わらびが俺の口の中に、自分の舌を突っ込んできた。
「んんっ!?」
「んん……」
突然のことに困惑するその間にも、わらびは俺の口の中を舐め回し、舌と舌を絡めてくる。ざらざらとした猫の舌が俺の口の中に当たって、若干痛い。
積極的なんてものではない。完全なディープキスだ。しかも猫との。
「(なんっ、え、なに、なにこれ!?)」
あまりにも異常な状況に、俺は目を白黒させる他なかった。
わらびの身体を押し返して顔を離そうにも、俺の肩にかかるわらびの両手には力が入っていて、簡単に引き離せそうにもない。
いや、そういう問題ではない。俺の肩にかかる力が、なんだかどんどん強くなっているような気がして。
不意に、俺はぎゅっと自分の目をつむった。その瞬間、わらびが俺の口から舌を抜き、口を離す。
「ぷはっ……」
「はぁっ、はぁっ……」
息を吐く音が聞こえる。俺も呼吸を整えながら目を開いた。そこには。
わらびの顔が、見慣れた白猫の顔がある。だが、何かがおかしい。
俺が状況を認識するより早く、わらびが女性の声色で俺に語りかけた。
「やっと、契約を結ぶことが出来ましたね、ご主人様」
「え……」
声をかけられて、俺は自分の目の前にいる存在の姿を改めて見た。
白猫の、獣人だ。すらりとした腕と身体を持ち、胸がほどよく膨らんだ、女性の獣人。それが、俺を押し倒すような形で俺を見下ろしていた。
「え、あ……!?」
現実味のない状況に、言葉が出てこない。

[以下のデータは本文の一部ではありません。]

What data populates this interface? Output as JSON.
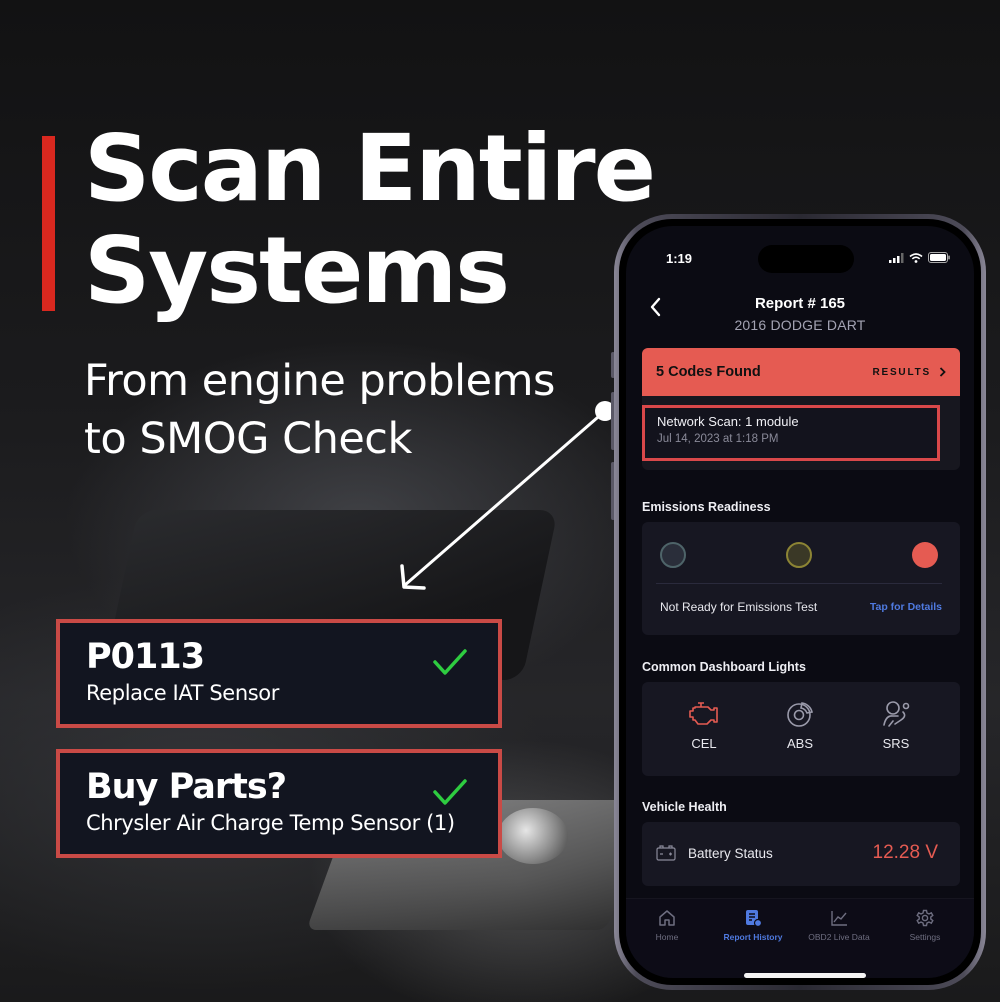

困惑しながら俺が頭の中で整理した情報は、つまりこうだ。
俺は家の中にいて、この家には俺とわらびしかいない。先程まで俺はわらびとディープキスをしていて、この猫獣人は俺を押し倒す形で現れた。
つまり。
「……わ、わら、び?」
「はい、ご主人様のわらびですよ」
困惑しながら問いかけると、わらびと同じ顔をした獣人がにっこりと笑った。
嘘だ、ありえない。こんな生き物が現実にいるはずはない。そう判断した俺が、乾いた笑みをこぼす。
「あ、あはは……ざ、残業続きで、頭がおかしくなったかな、さすがに……いくらなんでも、わらびが人間みたいに喋りだすなんてことが」
そう言いながら、目の前の猫獣人から視線を逸らす俺だが、その俺の額を、獣人の指がとんと叩いた。爪を出していたのだろう、ちくりと額が痛む。
「そう思うお気持ちも分かりますが、ちゃんと現実ですよ、これ」
「あでっ」
その言葉と、その痛み。これが夢ではなく、幻覚でもなく、現実なのだと否応にも思い知らされる。
何がなんだか分からなくなって目を白黒させる俺から離れ、わらびがコンビニのビニール袋を持ち上げた。
「さ、夜ご飯買って来られたんでしょうご主人様。食事しながら説明して差し上げますから、ご飯にしましょう」
「えっ、あっ」
そう言われ、笑いかけられ、ようやく俺は自分が空腹であることを思い出した。その瞬間に、俺の腹の虫がくぅと鳴く。
途端に顔が熱を持つのが分かった。目の前にいるのはわらびだと分かっているのに、それがなんだか恥ずかしい。
「……そうだった」
「ふふっ」
ゆっくりと起き上がる俺に、わらびは楽しそうに笑みを返してきた。